As the fourth largest greenhouse-gas polluter, Russia dumps about 5% of all carbon dioxide into the atmosphere each year. Nearly 90% of all energy Russia consumes comes from carbon-heavy sources, above the global average of about 80%, and an accelerated deployment of renewables could save the country as much as $11 billion a year by 2030.
Russia must pursue a strategy that allows it to benefit from reducing carbon emissions, and has a great chance to become a leader in the emerging hydrogen market, Putin told officials Tuesday at a televised government meeting. At the same time, it should consider sustainable development of coal, oil and gas to avoid the kind of supply crisis Europe’s now experiencing, he said.
At U.S. President Joe Biden’s online climate summit in April, Putin stuck to his unambitious emissions targets, leaving Russia as one of the few Group of 20 countries not to aim for net zero. The base-case scenario of a 2050 carbon strategy the Russian government is preparing assumes an 8.2% increase in emissions over the next three decades and counts on a doubling of the estimated absorption capacity of its forests to more than compensate for the rise.
“Russia is not trying to become the leader of the green agenda,” Irina Pominova, head of climate and green energy at the government-backed Center for Strategic Research, said in an interview in Moscow. “It is rather adapting itself to the global process of energy transition and decarbonization.”
That’s still a far cry from two years ago, when Putin mocked efforts to switch to renewable energy by raising concerns about the impact of wind turbines on birds and worms. In December 2019, despite scientific consensus on humanity’s role, he told reporters that “nobody really knows the causes of climate change.”
The Kremlin has a lot at stake. Putin built his political power base on reviving post-Soviet Russia as an “energy superpower” and relies on oil and gas sales for 35% of the state budget. Whole regions of the world’s biggest country depend on oil and coal production for employment, with few if any alternatives.
While Russia sees huge potential gain from melting Arctic ice that’s allowing increased cargo traffic along the Northern Sea Route linking Asia and Europe, the same global warming costs its economy billions of dollars in infrastructure damage each year as thawing permafrost across Siberia puts buildings, roads and pipelines in danger.
Bank of Russia Governor Elvira Nabiullina underlined the threat at an industry conference Sept. 17, saying the regulator had moved from “neutrality” on green issues to pressing financial institutions and companies to take account of climate risks.
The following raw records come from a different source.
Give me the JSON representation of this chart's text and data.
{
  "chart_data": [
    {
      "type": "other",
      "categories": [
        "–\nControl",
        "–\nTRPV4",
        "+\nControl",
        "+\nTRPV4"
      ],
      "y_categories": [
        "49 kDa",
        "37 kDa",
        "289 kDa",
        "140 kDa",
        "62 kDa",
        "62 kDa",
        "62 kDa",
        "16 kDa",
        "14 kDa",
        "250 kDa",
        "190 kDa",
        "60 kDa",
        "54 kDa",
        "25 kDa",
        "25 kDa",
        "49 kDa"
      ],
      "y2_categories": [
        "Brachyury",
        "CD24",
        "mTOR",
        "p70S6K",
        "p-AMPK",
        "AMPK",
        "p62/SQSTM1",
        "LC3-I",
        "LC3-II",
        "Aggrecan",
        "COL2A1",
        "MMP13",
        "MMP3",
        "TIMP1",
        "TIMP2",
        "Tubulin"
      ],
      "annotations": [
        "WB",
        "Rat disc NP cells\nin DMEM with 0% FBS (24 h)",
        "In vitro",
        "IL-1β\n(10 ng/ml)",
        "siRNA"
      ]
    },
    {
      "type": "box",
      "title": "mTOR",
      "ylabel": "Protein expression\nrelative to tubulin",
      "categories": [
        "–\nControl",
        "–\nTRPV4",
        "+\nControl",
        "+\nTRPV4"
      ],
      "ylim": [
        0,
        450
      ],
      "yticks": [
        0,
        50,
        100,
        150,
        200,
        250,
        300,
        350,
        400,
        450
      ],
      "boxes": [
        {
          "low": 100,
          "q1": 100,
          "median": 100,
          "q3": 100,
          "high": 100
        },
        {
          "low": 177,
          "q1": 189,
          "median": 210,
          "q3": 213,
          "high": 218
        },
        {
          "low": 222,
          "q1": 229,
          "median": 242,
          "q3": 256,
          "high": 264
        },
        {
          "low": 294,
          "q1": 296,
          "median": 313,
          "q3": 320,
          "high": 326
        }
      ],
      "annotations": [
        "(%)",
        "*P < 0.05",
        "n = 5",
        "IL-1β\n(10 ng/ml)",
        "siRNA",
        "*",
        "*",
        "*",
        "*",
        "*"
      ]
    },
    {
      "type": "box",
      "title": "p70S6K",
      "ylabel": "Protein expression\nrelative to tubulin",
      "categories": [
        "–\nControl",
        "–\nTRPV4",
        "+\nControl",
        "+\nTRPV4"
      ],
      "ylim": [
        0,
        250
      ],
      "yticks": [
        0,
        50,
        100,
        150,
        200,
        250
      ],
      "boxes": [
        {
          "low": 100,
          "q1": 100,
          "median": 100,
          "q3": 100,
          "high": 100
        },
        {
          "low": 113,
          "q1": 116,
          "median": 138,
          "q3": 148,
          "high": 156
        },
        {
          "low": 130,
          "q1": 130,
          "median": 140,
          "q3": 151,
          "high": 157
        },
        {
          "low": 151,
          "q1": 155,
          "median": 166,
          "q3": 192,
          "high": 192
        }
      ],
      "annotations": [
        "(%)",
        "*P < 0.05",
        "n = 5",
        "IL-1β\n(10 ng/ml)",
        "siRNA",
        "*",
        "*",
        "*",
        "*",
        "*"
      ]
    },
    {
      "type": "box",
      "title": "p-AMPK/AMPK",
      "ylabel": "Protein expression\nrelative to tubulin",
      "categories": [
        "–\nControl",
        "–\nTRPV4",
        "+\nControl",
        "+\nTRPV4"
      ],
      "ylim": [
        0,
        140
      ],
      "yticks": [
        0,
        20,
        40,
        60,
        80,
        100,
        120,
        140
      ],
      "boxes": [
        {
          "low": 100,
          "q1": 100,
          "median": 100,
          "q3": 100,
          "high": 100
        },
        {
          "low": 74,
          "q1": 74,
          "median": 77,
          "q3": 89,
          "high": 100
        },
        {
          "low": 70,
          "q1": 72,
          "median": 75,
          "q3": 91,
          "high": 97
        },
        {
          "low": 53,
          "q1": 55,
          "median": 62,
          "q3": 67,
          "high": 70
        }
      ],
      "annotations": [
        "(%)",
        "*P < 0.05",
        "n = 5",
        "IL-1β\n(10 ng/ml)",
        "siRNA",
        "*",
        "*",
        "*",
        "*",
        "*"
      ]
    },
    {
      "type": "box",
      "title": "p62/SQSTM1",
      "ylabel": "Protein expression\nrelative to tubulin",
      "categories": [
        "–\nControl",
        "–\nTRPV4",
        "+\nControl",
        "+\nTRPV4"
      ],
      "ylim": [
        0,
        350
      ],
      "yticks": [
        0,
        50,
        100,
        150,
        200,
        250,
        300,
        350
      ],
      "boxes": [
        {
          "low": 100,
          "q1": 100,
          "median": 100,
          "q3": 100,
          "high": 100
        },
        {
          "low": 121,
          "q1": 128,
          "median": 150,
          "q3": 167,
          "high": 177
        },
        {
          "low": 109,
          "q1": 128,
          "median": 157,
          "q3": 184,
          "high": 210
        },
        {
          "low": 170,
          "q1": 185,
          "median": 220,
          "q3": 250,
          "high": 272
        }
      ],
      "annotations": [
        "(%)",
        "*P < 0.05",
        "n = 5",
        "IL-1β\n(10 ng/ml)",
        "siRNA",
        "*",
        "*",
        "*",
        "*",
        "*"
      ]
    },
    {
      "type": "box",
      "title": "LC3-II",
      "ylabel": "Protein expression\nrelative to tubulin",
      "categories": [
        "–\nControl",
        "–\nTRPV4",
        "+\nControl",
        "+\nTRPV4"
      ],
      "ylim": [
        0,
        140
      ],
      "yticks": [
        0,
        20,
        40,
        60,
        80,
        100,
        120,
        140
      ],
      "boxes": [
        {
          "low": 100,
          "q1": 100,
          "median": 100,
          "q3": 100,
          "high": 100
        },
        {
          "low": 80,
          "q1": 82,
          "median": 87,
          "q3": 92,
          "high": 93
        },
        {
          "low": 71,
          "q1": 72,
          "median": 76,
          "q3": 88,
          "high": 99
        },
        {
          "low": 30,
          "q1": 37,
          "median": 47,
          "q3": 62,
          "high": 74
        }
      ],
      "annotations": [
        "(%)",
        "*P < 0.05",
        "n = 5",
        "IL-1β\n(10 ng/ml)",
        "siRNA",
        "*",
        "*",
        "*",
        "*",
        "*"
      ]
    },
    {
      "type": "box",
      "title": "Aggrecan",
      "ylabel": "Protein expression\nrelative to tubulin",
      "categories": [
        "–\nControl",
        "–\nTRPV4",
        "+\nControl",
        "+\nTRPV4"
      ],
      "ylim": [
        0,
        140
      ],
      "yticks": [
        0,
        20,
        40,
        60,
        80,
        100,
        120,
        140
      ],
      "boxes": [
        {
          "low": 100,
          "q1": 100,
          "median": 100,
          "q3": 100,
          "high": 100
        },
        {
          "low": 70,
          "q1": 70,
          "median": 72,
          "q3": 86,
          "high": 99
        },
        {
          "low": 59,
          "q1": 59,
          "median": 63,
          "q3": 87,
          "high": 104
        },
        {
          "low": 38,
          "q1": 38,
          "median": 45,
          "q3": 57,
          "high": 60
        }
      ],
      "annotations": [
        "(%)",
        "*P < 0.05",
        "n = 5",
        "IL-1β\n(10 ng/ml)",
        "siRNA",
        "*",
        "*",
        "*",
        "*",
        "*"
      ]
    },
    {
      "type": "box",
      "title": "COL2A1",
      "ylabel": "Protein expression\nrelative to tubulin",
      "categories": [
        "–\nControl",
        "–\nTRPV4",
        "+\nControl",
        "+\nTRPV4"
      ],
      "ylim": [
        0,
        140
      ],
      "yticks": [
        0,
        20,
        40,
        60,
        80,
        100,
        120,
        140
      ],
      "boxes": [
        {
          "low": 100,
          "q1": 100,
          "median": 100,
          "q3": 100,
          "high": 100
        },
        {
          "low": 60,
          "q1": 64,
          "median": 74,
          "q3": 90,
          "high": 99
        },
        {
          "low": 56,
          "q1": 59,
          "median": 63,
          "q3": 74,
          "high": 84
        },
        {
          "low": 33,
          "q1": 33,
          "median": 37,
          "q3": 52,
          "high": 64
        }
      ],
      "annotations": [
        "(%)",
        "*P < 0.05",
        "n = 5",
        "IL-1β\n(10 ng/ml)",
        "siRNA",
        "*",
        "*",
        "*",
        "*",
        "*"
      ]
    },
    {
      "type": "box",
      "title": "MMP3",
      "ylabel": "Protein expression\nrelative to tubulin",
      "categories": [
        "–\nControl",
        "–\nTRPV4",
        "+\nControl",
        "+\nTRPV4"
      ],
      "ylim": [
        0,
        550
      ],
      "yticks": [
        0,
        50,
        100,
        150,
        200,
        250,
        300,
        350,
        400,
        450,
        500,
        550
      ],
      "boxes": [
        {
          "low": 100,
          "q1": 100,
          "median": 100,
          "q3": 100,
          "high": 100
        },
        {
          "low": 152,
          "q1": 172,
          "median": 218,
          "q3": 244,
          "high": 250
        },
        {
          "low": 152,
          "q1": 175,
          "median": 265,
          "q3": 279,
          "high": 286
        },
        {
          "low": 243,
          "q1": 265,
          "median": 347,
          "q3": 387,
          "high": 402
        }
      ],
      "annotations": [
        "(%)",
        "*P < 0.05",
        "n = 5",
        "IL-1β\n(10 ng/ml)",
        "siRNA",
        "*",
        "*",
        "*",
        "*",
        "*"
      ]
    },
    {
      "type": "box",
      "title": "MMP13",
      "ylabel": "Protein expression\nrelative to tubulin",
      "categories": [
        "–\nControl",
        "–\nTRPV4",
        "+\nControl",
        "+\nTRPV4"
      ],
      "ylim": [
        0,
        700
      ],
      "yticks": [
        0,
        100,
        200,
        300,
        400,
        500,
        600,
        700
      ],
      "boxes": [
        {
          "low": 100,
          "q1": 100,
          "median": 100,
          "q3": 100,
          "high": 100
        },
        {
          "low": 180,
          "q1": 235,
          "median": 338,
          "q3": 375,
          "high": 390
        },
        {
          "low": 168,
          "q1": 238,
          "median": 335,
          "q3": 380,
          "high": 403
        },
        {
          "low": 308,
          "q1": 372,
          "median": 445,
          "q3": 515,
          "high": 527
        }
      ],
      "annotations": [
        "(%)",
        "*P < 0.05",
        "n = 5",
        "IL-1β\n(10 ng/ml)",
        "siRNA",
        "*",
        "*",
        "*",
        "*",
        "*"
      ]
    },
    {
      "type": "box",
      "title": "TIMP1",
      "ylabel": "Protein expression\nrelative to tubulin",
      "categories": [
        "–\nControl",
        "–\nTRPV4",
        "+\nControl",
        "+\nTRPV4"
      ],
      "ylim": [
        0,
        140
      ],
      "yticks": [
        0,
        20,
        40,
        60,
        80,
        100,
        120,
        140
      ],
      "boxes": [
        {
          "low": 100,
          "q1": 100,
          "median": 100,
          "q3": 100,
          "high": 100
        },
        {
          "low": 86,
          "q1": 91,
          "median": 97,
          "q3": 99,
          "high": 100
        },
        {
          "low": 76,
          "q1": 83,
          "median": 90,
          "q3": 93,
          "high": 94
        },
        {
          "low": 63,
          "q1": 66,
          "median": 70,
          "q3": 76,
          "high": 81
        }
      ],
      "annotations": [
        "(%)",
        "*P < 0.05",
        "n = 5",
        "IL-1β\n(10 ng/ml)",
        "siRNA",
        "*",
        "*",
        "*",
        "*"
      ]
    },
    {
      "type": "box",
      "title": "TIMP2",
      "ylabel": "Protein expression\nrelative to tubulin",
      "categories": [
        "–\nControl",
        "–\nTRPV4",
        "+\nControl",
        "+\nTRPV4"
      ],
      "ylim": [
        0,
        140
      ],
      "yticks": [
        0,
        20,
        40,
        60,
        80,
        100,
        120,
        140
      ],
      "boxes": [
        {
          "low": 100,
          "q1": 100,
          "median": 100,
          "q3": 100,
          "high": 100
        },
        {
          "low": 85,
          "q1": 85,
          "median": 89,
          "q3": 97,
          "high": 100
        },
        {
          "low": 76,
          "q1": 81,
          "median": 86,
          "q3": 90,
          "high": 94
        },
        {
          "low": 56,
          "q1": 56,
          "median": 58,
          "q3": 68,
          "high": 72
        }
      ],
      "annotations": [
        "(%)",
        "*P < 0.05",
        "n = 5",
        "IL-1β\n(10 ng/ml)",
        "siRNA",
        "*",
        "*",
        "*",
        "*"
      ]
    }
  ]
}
Russia “needs to put serious measures in place” to compete on the global market for low-carbon goods and services, said Jonathan Elkind, Senior Research Scholar at Columbia University’s Center on Global Energy Policy. “To date, it has not been clear whether the new, climate-friendly statements from Moscow are just rhetoric, or something more serious.”
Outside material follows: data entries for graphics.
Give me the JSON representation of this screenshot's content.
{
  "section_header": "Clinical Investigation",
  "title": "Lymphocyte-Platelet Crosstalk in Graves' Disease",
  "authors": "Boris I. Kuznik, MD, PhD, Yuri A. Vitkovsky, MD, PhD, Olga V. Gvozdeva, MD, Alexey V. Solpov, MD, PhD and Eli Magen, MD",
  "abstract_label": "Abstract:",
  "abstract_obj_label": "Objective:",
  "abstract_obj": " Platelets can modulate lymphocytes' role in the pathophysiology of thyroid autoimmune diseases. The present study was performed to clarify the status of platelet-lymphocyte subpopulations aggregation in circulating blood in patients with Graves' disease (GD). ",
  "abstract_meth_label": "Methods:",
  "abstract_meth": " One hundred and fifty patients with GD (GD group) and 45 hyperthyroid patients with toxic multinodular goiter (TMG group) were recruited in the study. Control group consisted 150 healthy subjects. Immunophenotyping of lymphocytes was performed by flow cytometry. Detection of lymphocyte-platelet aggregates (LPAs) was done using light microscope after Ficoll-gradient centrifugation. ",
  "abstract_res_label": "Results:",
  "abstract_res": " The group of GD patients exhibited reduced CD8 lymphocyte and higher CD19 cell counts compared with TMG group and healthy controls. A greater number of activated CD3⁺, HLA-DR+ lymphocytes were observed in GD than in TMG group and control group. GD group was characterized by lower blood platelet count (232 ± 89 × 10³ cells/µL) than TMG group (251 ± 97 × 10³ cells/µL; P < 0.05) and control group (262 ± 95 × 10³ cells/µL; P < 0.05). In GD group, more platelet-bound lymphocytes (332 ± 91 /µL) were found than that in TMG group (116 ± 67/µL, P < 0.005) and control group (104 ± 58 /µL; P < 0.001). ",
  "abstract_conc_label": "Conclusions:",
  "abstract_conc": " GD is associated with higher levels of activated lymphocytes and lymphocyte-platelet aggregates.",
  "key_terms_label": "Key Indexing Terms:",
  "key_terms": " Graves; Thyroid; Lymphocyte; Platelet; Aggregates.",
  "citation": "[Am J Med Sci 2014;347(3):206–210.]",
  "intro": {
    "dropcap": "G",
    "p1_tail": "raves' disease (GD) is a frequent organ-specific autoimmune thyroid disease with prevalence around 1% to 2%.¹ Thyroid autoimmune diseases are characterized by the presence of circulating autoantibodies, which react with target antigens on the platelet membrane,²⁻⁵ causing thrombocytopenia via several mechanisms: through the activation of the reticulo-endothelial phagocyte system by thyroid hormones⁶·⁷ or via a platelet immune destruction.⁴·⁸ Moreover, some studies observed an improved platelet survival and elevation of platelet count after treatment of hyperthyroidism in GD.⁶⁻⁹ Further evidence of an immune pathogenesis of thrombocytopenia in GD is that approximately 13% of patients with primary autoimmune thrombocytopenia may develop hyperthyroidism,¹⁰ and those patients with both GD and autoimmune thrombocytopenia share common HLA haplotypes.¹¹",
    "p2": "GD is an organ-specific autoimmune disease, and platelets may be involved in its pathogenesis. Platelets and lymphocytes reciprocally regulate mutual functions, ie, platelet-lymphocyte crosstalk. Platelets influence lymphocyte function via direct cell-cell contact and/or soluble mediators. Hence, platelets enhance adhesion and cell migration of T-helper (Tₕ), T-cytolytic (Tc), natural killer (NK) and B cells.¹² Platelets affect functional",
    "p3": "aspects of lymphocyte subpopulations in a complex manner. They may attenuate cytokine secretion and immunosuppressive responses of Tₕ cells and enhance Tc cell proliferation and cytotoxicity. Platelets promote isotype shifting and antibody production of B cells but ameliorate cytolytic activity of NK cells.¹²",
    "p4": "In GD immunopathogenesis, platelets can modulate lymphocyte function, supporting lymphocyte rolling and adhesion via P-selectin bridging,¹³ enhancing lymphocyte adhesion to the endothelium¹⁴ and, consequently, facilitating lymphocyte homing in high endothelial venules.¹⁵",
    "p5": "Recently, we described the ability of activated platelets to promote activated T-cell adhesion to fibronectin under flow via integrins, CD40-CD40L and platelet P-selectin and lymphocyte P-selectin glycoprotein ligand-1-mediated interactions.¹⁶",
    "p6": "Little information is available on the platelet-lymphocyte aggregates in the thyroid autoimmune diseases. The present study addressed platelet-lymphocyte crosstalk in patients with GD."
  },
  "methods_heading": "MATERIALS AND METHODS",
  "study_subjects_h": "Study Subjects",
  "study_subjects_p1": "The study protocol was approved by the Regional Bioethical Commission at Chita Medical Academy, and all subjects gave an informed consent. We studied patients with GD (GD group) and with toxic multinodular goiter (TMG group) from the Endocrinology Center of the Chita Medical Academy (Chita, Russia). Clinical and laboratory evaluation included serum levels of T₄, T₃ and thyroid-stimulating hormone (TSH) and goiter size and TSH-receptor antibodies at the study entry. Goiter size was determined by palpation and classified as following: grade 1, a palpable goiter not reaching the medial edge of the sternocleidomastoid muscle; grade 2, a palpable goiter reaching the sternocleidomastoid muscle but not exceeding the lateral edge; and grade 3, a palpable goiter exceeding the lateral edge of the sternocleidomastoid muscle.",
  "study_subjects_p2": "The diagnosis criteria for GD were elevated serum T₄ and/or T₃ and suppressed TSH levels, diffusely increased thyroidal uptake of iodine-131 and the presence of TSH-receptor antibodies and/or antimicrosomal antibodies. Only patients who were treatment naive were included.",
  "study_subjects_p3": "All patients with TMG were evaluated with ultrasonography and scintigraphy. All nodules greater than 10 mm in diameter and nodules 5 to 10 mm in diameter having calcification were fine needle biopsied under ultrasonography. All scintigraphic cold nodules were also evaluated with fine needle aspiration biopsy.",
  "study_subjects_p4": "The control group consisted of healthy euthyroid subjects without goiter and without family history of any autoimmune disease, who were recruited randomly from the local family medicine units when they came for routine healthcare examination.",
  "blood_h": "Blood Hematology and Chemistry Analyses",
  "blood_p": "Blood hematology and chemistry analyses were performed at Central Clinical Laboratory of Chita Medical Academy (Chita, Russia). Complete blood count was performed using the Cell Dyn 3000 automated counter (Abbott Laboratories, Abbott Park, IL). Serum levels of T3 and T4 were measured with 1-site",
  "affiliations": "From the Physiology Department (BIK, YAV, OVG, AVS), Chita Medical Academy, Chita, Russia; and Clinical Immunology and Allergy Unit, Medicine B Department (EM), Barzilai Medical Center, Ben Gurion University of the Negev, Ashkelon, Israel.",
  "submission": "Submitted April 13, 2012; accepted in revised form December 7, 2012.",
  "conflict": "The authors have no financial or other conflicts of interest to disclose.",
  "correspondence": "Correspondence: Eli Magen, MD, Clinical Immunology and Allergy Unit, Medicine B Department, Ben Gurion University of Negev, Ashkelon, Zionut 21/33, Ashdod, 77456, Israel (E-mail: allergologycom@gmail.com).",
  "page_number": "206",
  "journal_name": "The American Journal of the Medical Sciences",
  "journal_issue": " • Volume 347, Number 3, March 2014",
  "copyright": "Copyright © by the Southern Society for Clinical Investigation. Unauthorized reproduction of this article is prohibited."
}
Russia ratified the 2015 Paris climate agreement two years ago, but took little action until Putin ordered the carbon strategy’s development last June. He signed a climate law in July creating a framework for green projects and development of carbon trading.
Prime Minister Mikhail Mishustin warned Russia’s biggest metals and mining companies in September that they may face a domestic carbon tax. Putin urged development of solar power stations and green hydrogen as a new fuel at his annual economic forum in Vladivostok last month.
Climate is high on Putin’s agenda now, two people close to the Kremlin said. Officials including Mishustin and Sberbank chief Herman Gref played a role in the evolution of his views as Putin saw major companies increase their focus on ESG policies, one of the people said.
At a December 2019 meeting of Putin’s civil society council, one adviser, Ivan Zassoursky, warned him that St. Petersburg, the president’s home town, is threatened by climate change. Led by Zassoursky, the council’s environmental committee urged a “technological transformation” of Russia’s economy as part of a new state climate policy in a report this year.
The Kremlin took Biden’s appointment of former U.S. Secretary of State John Kerry as his climate envoy as a signal of its growing importance in international policy, the four people said. Putin, who spoke to Kerry during his visit to Moscow in July, responded by naming political heavyweight Anatoly Chubais as his special representative on sustainable development.